Sylwester Latkowski mówił o tym późnym wieczorem, po opuszczeniu redakcji "Wprost" przez funkcjonariuszy ABW i prokuratorów, - Zaraz po "obrobieniu" będzie ta kolejna, druga część - ostatnia - nagrania ministra Sienkiewicza z prezesem Belką. (...) Drugi tekst, druga taśma jest opracowywana i będzie opublikowana w poniedziałek, bo tam jest kilka rzeczy, które wymagają naszej dziennikarskiej pracy - powiedział Latkowski.

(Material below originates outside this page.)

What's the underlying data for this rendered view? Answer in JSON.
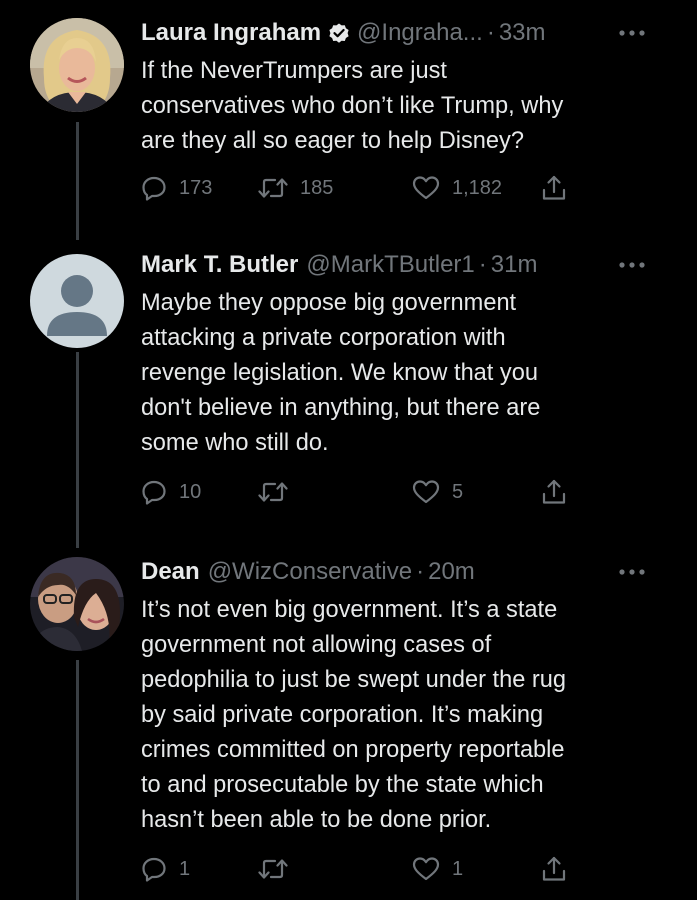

ABW, prokuratorzy oraz policja weszli do redakcji tygodnika "Wprost" w środę ok. godz. 20. Przeszukanie zleciła Prokuratura Okręgowa Warszawa-Praga po tym, jak dziennikarze odmówili wydania nagrań, na których utrwalono rozmowy wysokich urzędników państwowych. Według prokuratury nośniki zawierające nagrania rozmów, których ujawnianie dziennikarze "Wprost" rozpoczęli w minioną sobotę, są dowodem przestępstwa dotyczącego nielegalnych podsłuchów.
Późnym wieczorem, po kilkugodzinnych rozmowach i przepychankach w redakcji "Wprost", funkcjonariusze przerwali przeszukanie i opuścili siedzibę tygodnika.
Naczelny "Wprost" powiedział dziennikarzom, że prowadzący przeszukanie chcąc odebrać redakcyjne komputery używali siły, mimo że próbował on tłumaczyć funkcjonariuszom, że zabezpieczanie laptopów sparaliżuje pracę redakcji i uniemożliwi złożenie kolejnego numeru tygodnika. Jednocześnie Latkowski zaznaczył, że agentom ABW nie udało się zarekwirować jego laptopa oraz pendrive'a.
- Jeżeli prokurator Seremet (prokurator generalny) nie zatrzyma tych działań, to oni to zrobią. Teraz odeszli - wrócą; nikt nie będzie tu koczował. Na pewno udało im się jedną rzecz zrobić - zdemolowali redakcję, odebrali nam jeden dzień pracy nad śledztwem dotyczącym tzw. afery podsłuchowej - mówił naczelny tygodnika.
Latkowski jeszcze raz podkreślił, że jest skłonny niezwłocznie wydać nagrania, jeżeli tylko sąd uchyli tajemnicę dziennikarską.
Naczelny "Wprost" dziękował też dziennikarzom, którzy relacjonują sprawę nagrań ujawnionych przez tygodnik i apelował, by jej nie upolityczniać. - Tu chodzi o istotę mediów, każdego dziennikarza, jakiekolwiek medium. Jest tajemnica dziennikarska i jej bronimy - powiedział.

PAP/agkm

(Redaktor naczelny "Wprost" po opuszczeniu redakcji przez służby. Wideo: TVP/x-news)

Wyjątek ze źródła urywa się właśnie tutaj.